In this project, we are concerned with optimized information extraction from quantum measurements. Our key contention is that while the ambient dimension is large in quantum tomography, the relevant state information therein resides in a much lower dimensional space due to physical nature of the quantum systems. We use this powerful observation to develop new theory and algorithms under a low-dimensional modeling for information extraction from low-dimensional or incomplete data.

Theory and methods for compressive sensing with graphical models [GM-CS]

Swiss National Science Foundation (200021-132620)
Dates: 2011-2013 [PhD student: Anastasios Kyrillidis]

Compressive sensing (CS) is an emerging alternative to Shannon/Nyquist sampling paradigm for simultaneous sensing and compression of signals having a sparse representation. By sparse representation, we mean the signal can be well approximated by a few nonzero coefficients in some basis. According to CS, the number of compressive measurements for stable recovery is proportional to the signal sparsity, rather than to its Fourier bandwidth.

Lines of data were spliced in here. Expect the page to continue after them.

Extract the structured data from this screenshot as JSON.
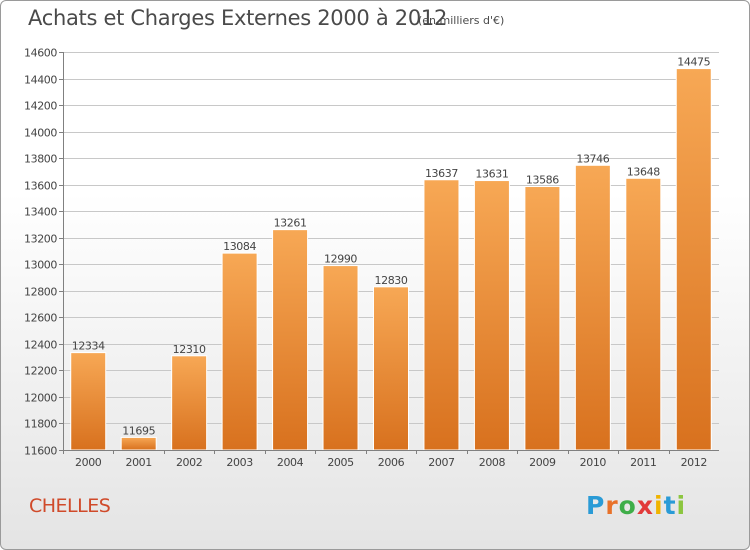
{
  "header": {
    "title": "Achats et Charges Externes 2000 à 2012",
    "subtitle": "(en milliers d'€)"
  },
  "footer": {
    "commune": "CHELLES",
    "logo_letters": [
      "P",
      "r",
      "o",
      "x",
      "i",
      "t",
      "i"
    ],
    "logo_colors": [
      "#2a9bd6",
      "#e8722a",
      "#3fae49",
      "#e23a3a",
      "#f0b400",
      "#2a9bd6",
      "#8cc63f"
    ]
  },
  "chart_data": {
    "type": "bar",
    "title": "Achats et Charges Externes 2000 à 2012",
    "categories": [
      "2000",
      "2001",
      "2002",
      "2003",
      "2004",
      "2005",
      "2006",
      "2007",
      "2008",
      "2009",
      "2010",
      "2011",
      "2012"
    ],
    "values": [
      12334,
      11695,
      12310,
      13084,
      13261,
      12990,
      12830,
      13637,
      13631,
      13586,
      13746,
      13648,
      14475
    ],
    "ylim": [
      11600,
      14600
    ],
    "yticks": [
      11600,
      11800,
      12000,
      12200,
      12400,
      12600,
      12800,
      13000,
      13200,
      13400,
      13600,
      13800,
      14000,
      14200,
      14400,
      14600
    ],
    "grid": true,
    "bar_color_top": "#f7a855",
    "bar_color_bottom": "#d8711e"
  }
}
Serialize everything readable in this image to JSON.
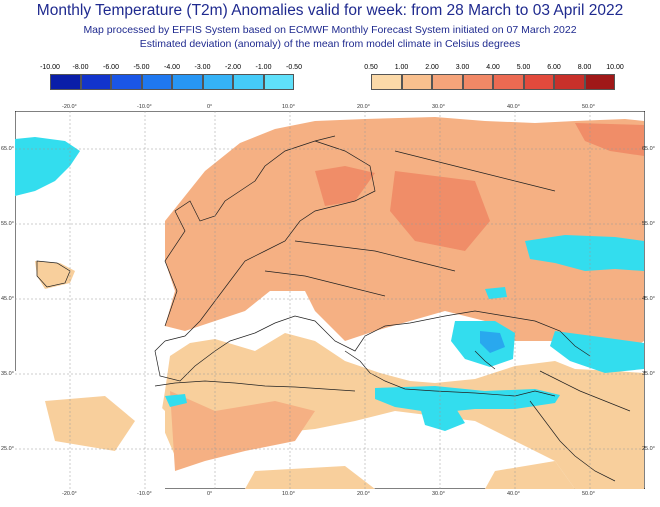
{
  "header": {
    "title": "Monthly Temperature (T2m) Anomalies valid for week: from 28 March to 03 April 2022",
    "subtitle1": "Map processed by EFFIS System based on ECMWF Monthly Forecast System initiated on 07 March 2022",
    "subtitle2": "Estimated deviation (anomaly) of the mean from model climate in Celsius degrees"
  },
  "legend": {
    "cold": {
      "labels": [
        "-10.00",
        "-8.00",
        "-6.00",
        "-5.00",
        "-4.00",
        "-3.00",
        "-2.00",
        "-1.00",
        "-0.50"
      ],
      "colors": [
        "#0a1ea8",
        "#1234cc",
        "#1a56e6",
        "#1f78f0",
        "#2796f4",
        "#35b2f6",
        "#45cbf8",
        "#5fe0fa"
      ]
    },
    "warm": {
      "labels": [
        "0.50",
        "1.00",
        "2.00",
        "3.00",
        "4.00",
        "5.00",
        "6.00",
        "8.00",
        "10.00"
      ],
      "colors": [
        "#fbd9a8",
        "#f9c08e",
        "#f5a47a",
        "#f18866",
        "#ec6a52",
        "#e24a3c",
        "#c8302a",
        "#a01818"
      ]
    }
  },
  "map": {
    "lon_ticks": [
      "-20.0°",
      "-10.0°",
      "0°",
      "10.0°",
      "20.0°",
      "30.0°",
      "40.0°",
      "50.0°"
    ],
    "lat_ticks": [
      "65.0°",
      "55.0°",
      "45.0°",
      "35.0°",
      "25.0°"
    ],
    "colors": {
      "land_warm_light": "#f8cf9c",
      "land_warm": "#f5b083",
      "land_warm_strong": "#f08d68",
      "cold": "#33ddee",
      "cold_strong": "#29a8ee",
      "grid": "#888888",
      "coast": "#222222"
    }
  }
}
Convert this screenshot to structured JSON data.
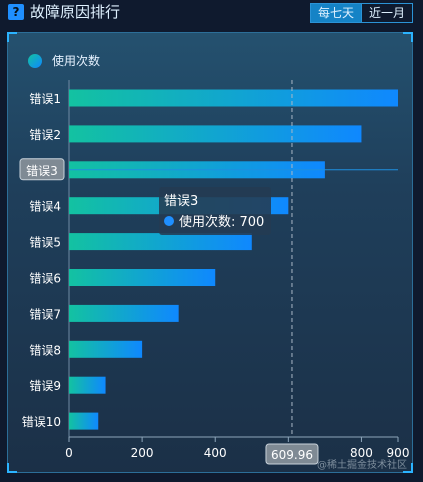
{
  "header": {
    "icon": "question-icon",
    "title": "故障原因排行",
    "tabs": [
      {
        "label": "每七天",
        "active": true
      },
      {
        "label": "近一月",
        "active": false
      }
    ]
  },
  "chart_data": {
    "type": "bar",
    "orientation": "horizontal",
    "legend": [
      "使用次数"
    ],
    "categories": [
      "错误1",
      "错误2",
      "错误3",
      "错误4",
      "错误5",
      "错误6",
      "错误7",
      "错误8",
      "错误9",
      "错误10"
    ],
    "series": [
      {
        "name": "使用次数",
        "values": [
          900,
          800,
          700,
          600,
          500,
          400,
          300,
          200,
          100,
          80
        ]
      }
    ],
    "x_ticks": [
      0,
      200,
      400,
      600,
      800,
      900
    ],
    "x_tick_labels": [
      "0",
      "200",
      "400",
      "",
      "800",
      "900"
    ],
    "xlim": [
      0,
      900
    ],
    "grid": false,
    "colors": {
      "bar_start": "#13c2a1",
      "bar_end": "#0f88ff",
      "crosshair": "#a9b7c6"
    },
    "highlight_category": "错误3",
    "pointer_value": 609.96,
    "pointer_label": "609.96",
    "tooltip": {
      "title": "错误3",
      "series": "使用次数",
      "value": "700"
    }
  },
  "watermark": "@稀土掘金技术社区"
}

For this reason, CS permits revolutionary new sensing designs and algorithms for dimensionality reduction.

This project exploits probabilistic graphical models in CS as realistic signal models that can capture underlying, application dependent order of sparse coefficients, and as sampling matrices with information preserving properties that can be implemented in practical systems.